The top U.S. oil producer aims for a ruling by March 19, seeking to expedite the case before its annual shareholder meeting in May. Concerns arise that such legal actions could deter smaller investors lacking resources to engage in protracted legal battles against corporations like Exxon.

Josh Zinner, CEO of the Interfaith Center on Corporate Responsibility (ICCR), representing religious investors and socially-aware asset managers, voices concern about potential chilling effects on small investors. Shareholder resolutions, though not legally binding, often influence companies, prompting responsiveness to investors’ concerns.

Amy Borrus, executive director of the Council of Institutional Investors, stresses the vital role resolutions play in allowing investors to express views to a company’s management, board, and fellow investors. If Exxon prevails, other companies might adopt a similar legal strategy, creating a ripple effect.

Exxon’s lawsuit unfolds against a backdrop of increasing resolutions, with 889 filed during the 2023 proxy season, the highest since 2016. The SEC’s policy change in 2021, making it harder for companies to block resolutions, emboldened activist shareholders.

Mark Uyeda, an SEC commissioner, acknowledges the agency’s current approach may have deterred companies from seeking help. The perception of the SEC as a fair arbiter might have changed due to recent policy adjustments.
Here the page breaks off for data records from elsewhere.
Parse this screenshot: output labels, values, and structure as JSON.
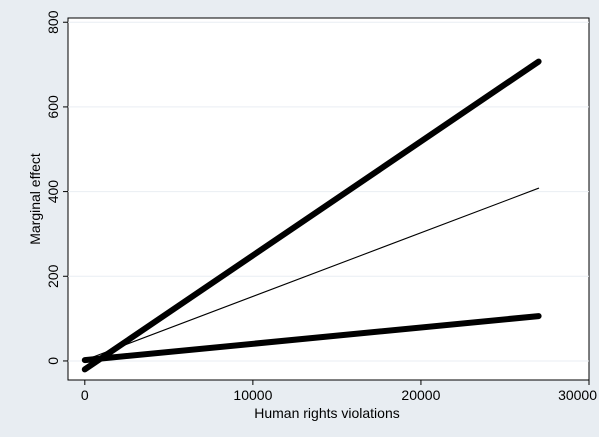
{
  "chart_data": {
    "type": "line",
    "title": "",
    "xlabel": "Human rights violations",
    "ylabel": "Marginal effect",
    "xlim": [
      -1000,
      30000
    ],
    "ylim": [
      -45,
      810
    ],
    "xticks": [
      0,
      10000,
      20000,
      30000
    ],
    "xtick_labels": [
      "0",
      "10000",
      "20000",
      "30000"
    ],
    "yticks": [
      0,
      200,
      400,
      600,
      800
    ],
    "ytick_labels": [
      "0",
      "200",
      "400",
      "600",
      "800"
    ],
    "grid": true,
    "legend": "none",
    "series": [
      {
        "x": [
          0,
          27000
        ],
        "y": [
          -20,
          707
        ],
        "style": "thick",
        "color": "#000000"
      },
      {
        "x": [
          0,
          27000
        ],
        "y": [
          2,
          408
        ],
        "style": "thin",
        "color": "#000000"
      },
      {
        "x": [
          0,
          27000
        ],
        "y": [
          2,
          106
        ],
        "style": "thick",
        "color": "#000000"
      }
    ]
  }
}
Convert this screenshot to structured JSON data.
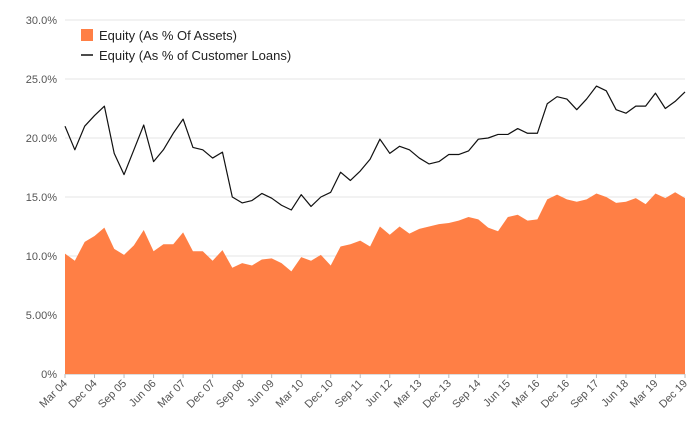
{
  "chart_data": {
    "type": "area",
    "title": "",
    "xlabel": "",
    "ylabel": "",
    "ylim": [
      0,
      30
    ],
    "yticks": [
      0,
      5,
      10,
      15,
      20,
      25,
      30
    ],
    "ytick_labels": [
      "0%",
      "5.00%",
      "10.0%",
      "15.0%",
      "20.0%",
      "25.0%",
      "30.0%"
    ],
    "grid": "horizontal",
    "legend_position": "top-left",
    "x": [
      "Mar 04",
      "Jun 04",
      "Sep 04",
      "Dec 04",
      "Mar 05",
      "Jun 05",
      "Sep 05",
      "Dec 05",
      "Mar 06",
      "Jun 06",
      "Sep 06",
      "Dec 06",
      "Mar 07",
      "Jun 07",
      "Sep 07",
      "Dec 07",
      "Mar 08",
      "Jun 08",
      "Sep 08",
      "Dec 08",
      "Mar 09",
      "Jun 09",
      "Sep 09",
      "Dec 09",
      "Mar 10",
      "Jun 10",
      "Sep 10",
      "Dec 10",
      "Mar 11",
      "Jun 11",
      "Sep 11",
      "Dec 11",
      "Mar 12",
      "Jun 12",
      "Sep 12",
      "Dec 12",
      "Mar 13",
      "Jun 13",
      "Sep 13",
      "Dec 13",
      "Mar 14",
      "Jun 14",
      "Sep 14",
      "Dec 14",
      "Mar 15",
      "Jun 15",
      "Sep 15",
      "Dec 15",
      "Mar 16",
      "Jun 16",
      "Sep 16",
      "Dec 16",
      "Mar 17",
      "Jun 17",
      "Sep 17",
      "Dec 17",
      "Mar 18",
      "Jun 18",
      "Sep 18",
      "Dec 18",
      "Mar 19",
      "Jun 19",
      "Sep 19",
      "Dec 19"
    ],
    "xtick_labels": [
      "Mar 04",
      "Dec 04",
      "Sep 05",
      "Jun 06",
      "Mar 07",
      "Dec 07",
      "Sep 08",
      "Jun 09",
      "Mar 10",
      "Dec 10",
      "Sep 11",
      "Jun 12",
      "Mar 13",
      "Dec 13",
      "Sep 14",
      "Jun 15",
      "Mar 16",
      "Dec 16",
      "Sep 17",
      "Jun 18",
      "Mar 19",
      "Dec 19"
    ],
    "series": [
      {
        "name": "Equity (As % Of Assets)",
        "kind": "area",
        "color": "#ff7f45",
        "values": [
          10.2,
          9.6,
          11.2,
          11.7,
          12.4,
          10.6,
          10.1,
          10.9,
          12.2,
          10.4,
          11.0,
          11.0,
          12.0,
          10.4,
          10.4,
          9.6,
          10.5,
          9.0,
          9.4,
          9.2,
          9.7,
          9.8,
          9.4,
          8.7,
          9.9,
          9.6,
          10.1,
          9.2,
          10.8,
          11.0,
          11.3,
          10.8,
          12.5,
          11.8,
          12.5,
          11.9,
          12.3,
          12.5,
          12.7,
          12.8,
          13.0,
          13.3,
          13.1,
          12.4,
          12.1,
          13.3,
          13.5,
          13.0,
          13.1,
          14.8,
          15.2,
          14.8,
          14.6,
          14.8,
          15.3,
          15.0,
          14.5,
          14.6,
          14.9,
          14.4,
          15.3,
          14.9,
          15.4,
          14.9
        ]
      },
      {
        "name": "Equity (As % of Customer Loans)",
        "kind": "line",
        "color": "#111111",
        "values": [
          21.0,
          19.0,
          21.0,
          21.9,
          22.7,
          18.7,
          16.9,
          19.0,
          21.1,
          18.0,
          19.0,
          20.4,
          21.6,
          19.2,
          19.0,
          18.3,
          18.8,
          15.0,
          14.5,
          14.7,
          15.3,
          14.9,
          14.3,
          13.9,
          15.2,
          14.2,
          15.0,
          15.4,
          17.1,
          16.4,
          17.2,
          18.2,
          19.9,
          18.7,
          19.3,
          19.0,
          18.3,
          17.8,
          18.0,
          18.6,
          18.6,
          18.9,
          19.9,
          20.0,
          20.3,
          20.3,
          20.8,
          20.4,
          20.4,
          22.9,
          23.5,
          23.3,
          22.4,
          23.3,
          24.4,
          24.0,
          22.4,
          22.1,
          22.7,
          22.7,
          23.8,
          22.5,
          23.1,
          23.9
        ]
      }
    ]
  }
}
Exxon argues that the SEC’s rules need enforcement to prevent abuse of the system. The company emphasizes that its lawsuit is specific to the resolution on greenhouse gas emissions, and it remains engaged with proponents of other shareholder resolutions.

The resolution in question faces uncertain success in a vote, as evidenced by the limited support for similar resolutions by Netherlands-based environmental activist group Follow This at other major oil companies. The legal landscape, particularly the conservative majority in the 5th U.S. Circuit Court of Appeals, adds an additional layer of uncertainty to the unfolding situation.

In this intricate corporate and legal chess match, the implications extend beyond Exxon Mobil, capturing the broader landscape of shareholder activism and corporate governance.